Translate

31 Aralık 2014 Çarşamba

Kroyçer Sonat


Bakışmalarla başlayan daha sonra tanışma ve konuşmayla devam eden bir süreç vardır. Daha sonraları insanlar birbirlerini sever ve bir şeye karar verirler; başka bir hale geçiştir bu. Evlilik; çiftlerin sonunda genelde kaçamadığı sondur. Peki buna tam olarak son diyebilir miyiz? Tabi ki hayır. Aslında büyük bir olayın başlangıcıdır. Bu yolun asıl sonu ya boşanma ya da eşlerden birinin diğeri öldürmesidir. Birbirlerini severek birinin ölmesi bir son değil, sonsuzluktur.

Evliliğe başlarken her şey insanın gözüne güzel gözükmeye başlar. Eşi ona çekici geliyordur, ona aşıktır. Daha sonraları bir şeyler ters gider; kimse diyebilir mi ki ömrü boyunca ona olan aşkı bitmez. Bitecektir. Peki aşkı bitiren şey nedir? Ya da soruyu şöyle sormak gerekir: evlenene kadar onun hasretini neden çekeriz, görmek için neden can atarız? Aşkı çıplak halde maalesef göremiyoruz bu hayatta. Aşk; etrafı şehvetle, arzuyla, nefisle sarılmış bir ağaç gibi. Evlenince elde ediyoruz bir bedeni ve ruh kenara atılıyor. Sihir zamanla bozulmaya başlıyor. Farklı bedenlere "aşık olmanın" zamanı gelmeye başlıyor.

Çoğu kimse bu dediğime karşı çıkıp fikirlerimiz uyuşuyor, o yüzden aşık oldum diyebilir fakat hayatında her gün fikirlerinin uyuştuğu bir sürü insan görebilmektedir. Peki evlendiği kişiyi diğerlerinden farklı kılan şey nedir? Ona karşı duyduğunuz arzudur. Aşkınız; onunla beraber yatmayıp beraber olduğunuz sürece gayet canlı bir kavramdır. Birlikte olduğunuz zaman aşk adını verdiğiniz kavramı öldürmeye başlarsınız. 

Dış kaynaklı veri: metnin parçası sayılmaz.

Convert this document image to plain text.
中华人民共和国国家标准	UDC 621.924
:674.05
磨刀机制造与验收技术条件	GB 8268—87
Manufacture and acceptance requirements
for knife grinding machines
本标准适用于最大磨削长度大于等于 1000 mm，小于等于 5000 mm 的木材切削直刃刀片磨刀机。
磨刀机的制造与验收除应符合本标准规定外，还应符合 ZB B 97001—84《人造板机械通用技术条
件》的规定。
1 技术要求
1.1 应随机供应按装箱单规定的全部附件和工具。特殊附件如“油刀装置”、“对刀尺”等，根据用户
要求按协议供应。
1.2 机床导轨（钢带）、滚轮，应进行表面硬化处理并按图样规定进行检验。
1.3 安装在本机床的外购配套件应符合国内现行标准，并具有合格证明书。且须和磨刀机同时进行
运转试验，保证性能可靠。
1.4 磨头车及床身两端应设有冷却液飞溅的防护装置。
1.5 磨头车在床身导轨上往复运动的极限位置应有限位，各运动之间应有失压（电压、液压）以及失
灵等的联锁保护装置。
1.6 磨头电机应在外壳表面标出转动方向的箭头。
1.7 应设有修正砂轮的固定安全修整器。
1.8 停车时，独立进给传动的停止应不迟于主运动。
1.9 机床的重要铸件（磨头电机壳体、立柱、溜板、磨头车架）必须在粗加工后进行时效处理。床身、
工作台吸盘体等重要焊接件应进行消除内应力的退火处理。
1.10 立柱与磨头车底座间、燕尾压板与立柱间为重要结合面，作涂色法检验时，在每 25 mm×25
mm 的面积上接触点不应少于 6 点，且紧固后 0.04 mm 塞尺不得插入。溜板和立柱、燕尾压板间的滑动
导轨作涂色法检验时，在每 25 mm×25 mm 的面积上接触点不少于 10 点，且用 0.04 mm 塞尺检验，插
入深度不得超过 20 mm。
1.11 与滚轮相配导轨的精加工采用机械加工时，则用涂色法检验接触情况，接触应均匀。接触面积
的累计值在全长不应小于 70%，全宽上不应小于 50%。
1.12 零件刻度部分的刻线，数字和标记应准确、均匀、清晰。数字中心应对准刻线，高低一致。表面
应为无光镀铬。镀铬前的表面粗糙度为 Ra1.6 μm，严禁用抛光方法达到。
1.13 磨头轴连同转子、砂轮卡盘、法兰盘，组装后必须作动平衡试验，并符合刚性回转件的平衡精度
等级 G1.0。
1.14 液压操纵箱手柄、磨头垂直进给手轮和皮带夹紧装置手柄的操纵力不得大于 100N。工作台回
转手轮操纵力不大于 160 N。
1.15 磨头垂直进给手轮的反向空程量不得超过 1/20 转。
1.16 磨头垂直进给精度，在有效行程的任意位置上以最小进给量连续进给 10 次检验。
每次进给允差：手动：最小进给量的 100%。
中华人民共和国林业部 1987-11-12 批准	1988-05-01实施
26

Her evliliğin altında bir çıkarın olması da o evliliği güçsüz kılmaktadır aslında. Erkek tarafından bakarsak eğer, evli olmadığı sürece günaha girme olasılığı daha yüksek olduğundan evliliği çare olarak görmektedir. Kız tarafından bakarsak evde kalma korkusu, insanların baskısı çözüm yolu olarak onları evlilik kurumuna itmektedir. Elbette bu kaygılarla olmayan evlilikler vardır fakat benim gözümde bu evlilikler istisna sınıfına gireceklerdir. 

Tolstoy; Poznişev karakteriyle kendi isyanını yansıtıyor bu kitapta. Tartışmaya açık bir çok konuya değiniyor. Bazı konularda Poznişeve katılmasam da çoğu konuda haklı buluyorum. Kendimize itiraf edemediğimiz birçok şeyi yüzümüze vuruyor. Düşünceleriniz şeklini değiştirecek olan bu eser sayfa sayısı olarak az olsa da kelimelerinin ağırlığını hissedeceksiniz.